ADENDUR – Selon vous, quels sont les défis de la faculté de droit aujourd’hui ?

C’est très compliqué et je suis très pessimiste. Le défi serait de réussir à lutter contre les atteintes croissantes au service public de l’enseignement et de la recherche. Nous avons toujours plus d’étudiants, toujours moins de collègues, toujours plus de charges administratives. Cette situation amoindrit nécessairement la performance dans les enseignements et dans la recherche. Le principal défi est de réussir à lutter contre ces atteintes pour continuer d’être en mesure d’offrir à nos étudiants la possibilité de se former et par la suite d’avoir une carrière. Ce que l’avenir nous laisse entrevoir n’est pas très positif, ni pour la carrière de collègues, ni pour les étudiants qui vont être reçus dans des conditions qui se dégradent de jour en jour. En même temps, je ne sais pas comment lutter contre cette tendance : à chaque fois qu’il y a une nouvelle loi, on s’y oppose, mais cela n’a pas vraiment d’impact.

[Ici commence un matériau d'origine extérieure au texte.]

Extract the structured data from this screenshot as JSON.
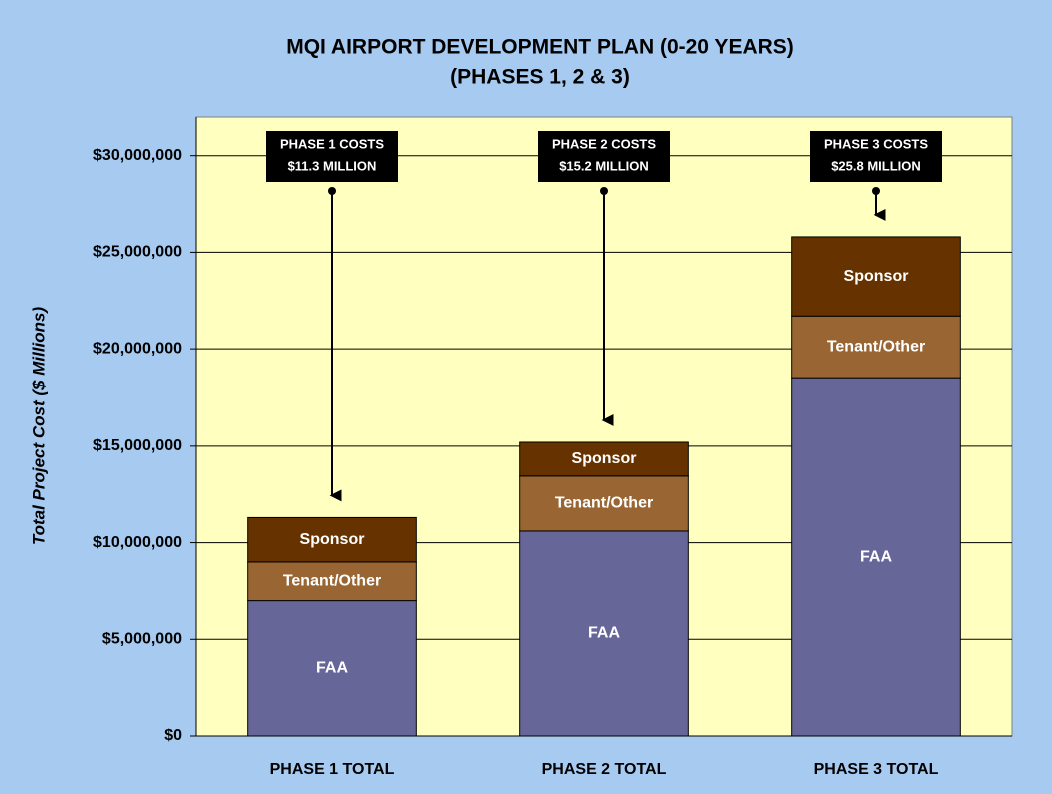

Le défi semble être de se battre pour, au minimum, maintenir les conditions de travail des enseignants et, par la même, les conditions d’apprentissage des étudiants.

ADENDUR – Faut-il adapter la façon dont le droit est enseigné dans les Universités ?

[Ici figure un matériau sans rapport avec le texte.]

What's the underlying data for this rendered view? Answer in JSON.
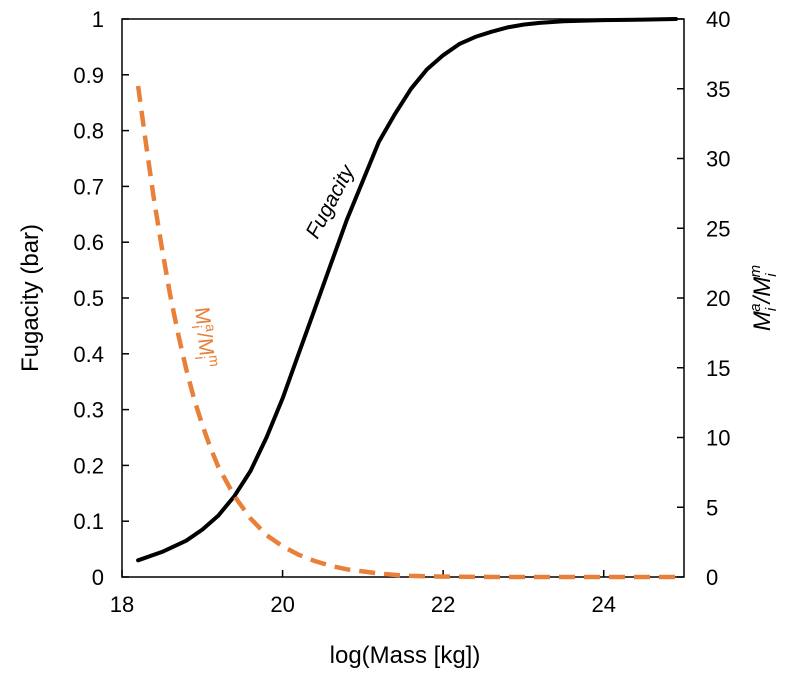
{
  "chart_data": {
    "type": "line",
    "title": "",
    "xlabel": "log(Mass [kg])",
    "ylabel": "Fugacity (bar)",
    "y2label": "Mi^a/Mi^m",
    "xlim": [
      18,
      25
    ],
    "ylim": [
      0,
      1
    ],
    "y2lim": [
      0,
      40
    ],
    "x_ticks": [
      18,
      20,
      22,
      24
    ],
    "y_ticks": [
      0,
      0.1,
      0.2,
      0.3,
      0.4,
      0.5,
      0.6,
      0.7,
      0.8,
      0.9,
      1
    ],
    "y2_ticks": [
      0,
      5,
      10,
      15,
      20,
      25,
      30,
      35,
      40
    ],
    "grid": false,
    "legend": "none",
    "series": [
      {
        "name": "Fugacity",
        "axis": "left",
        "style": "solid",
        "color": "#000000",
        "x": [
          18.2,
          18.5,
          18.8,
          19.0,
          19.2,
          19.4,
          19.6,
          19.8,
          20.0,
          20.2,
          20.4,
          20.6,
          20.8,
          21.0,
          21.2,
          21.4,
          21.6,
          21.8,
          22.0,
          22.2,
          22.4,
          22.6,
          22.8,
          23.0,
          23.2,
          23.5,
          24.0,
          24.5,
          24.9
        ],
        "values": [
          0.03,
          0.045,
          0.065,
          0.085,
          0.11,
          0.145,
          0.19,
          0.25,
          0.32,
          0.4,
          0.48,
          0.56,
          0.64,
          0.71,
          0.78,
          0.83,
          0.875,
          0.91,
          0.935,
          0.955,
          0.968,
          0.977,
          0.985,
          0.99,
          0.993,
          0.996,
          0.998,
          0.999,
          1.0
        ]
      },
      {
        "name": "Mi^a/Mi^m",
        "axis": "right",
        "style": "dashed",
        "color": "#E8803A",
        "x": [
          18.2,
          18.3,
          18.4,
          18.5,
          18.6,
          18.7,
          18.8,
          18.9,
          19.0,
          19.1,
          19.2,
          19.4,
          19.6,
          19.8,
          20.0,
          20.2,
          20.4,
          20.6,
          20.8,
          21.0,
          21.2,
          21.4,
          21.6,
          22.0,
          22.5,
          23.0,
          24.0,
          24.9
        ],
        "values": [
          35.2,
          31.0,
          27.0,
          23.5,
          20.2,
          17.4,
          14.9,
          12.7,
          10.9,
          9.3,
          7.9,
          5.8,
          4.2,
          3.0,
          2.2,
          1.6,
          1.15,
          0.8,
          0.55,
          0.4,
          0.25,
          0.15,
          0.08,
          0.03,
          0.01,
          0.0,
          0.0,
          0.0
        ]
      }
    ],
    "annotations": [
      "Fugacity",
      "Mi^a/Mi^m"
    ]
  },
  "colors": {
    "fugacity": "#000000",
    "ratio": "#E8803A"
  }
}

Je n’en suis pas sûre ; ce n’est en tout cas probablement pas la priorité. L’adaptation indispensable à laquelle je pense actuellement, c’est une réduction du nombre d’étudiants par groupe de travaux dirigés. Il n’est pas possible d’enseigner correctement au sein de groupes de TD de plus de 40 étudiants, par exemple. Concernant la dématérialisation des enseignements, nous avons appris pendant la période Covid que l’enseignement à distance n’est pas vraiment une solution. La transmission se fait entre deux personnes, par des échanges, par une certaine proximité.

ADENDUR – Y-a-t-il une personne qui a particulièrement marqué votre parcours et/ou votre développement personnel en tant que juriste ?

Ce qui m’a fait vraiment aimer le droit c’était le cours de droit administratif général suivi en deuxième année. Ensuite, j’ai eu la chance d’avoir été accompagnée étroitement par des enseignants attentifs et généreux, qui m’ont aidée pour la construction de ma carrière, par exemple pour la rédaction de mon premier article.

ADENDUR – Pour terminer, quel conseil donneriez-vous à ceux qui envisagent une carrière d’enseignant-chercheur ?

Il ne faut pas se lancer sans préparation, sans connaître les contraintes et les exigences requises, pour mettre toutes les chances de son côté. Les choix du sujet et du directeur ou de la directrice de thèse sont fondamentaux. Et puis il est indispensable d’avoir en tête une autre perspective tout aussi intéressante, non pas un « plan B » mais un autre « plan A » qui permettra d’avoir une carrière aussi riche que celle d’enseignant-chercheur, au cas où cette dernière ne se concrétiserait pas.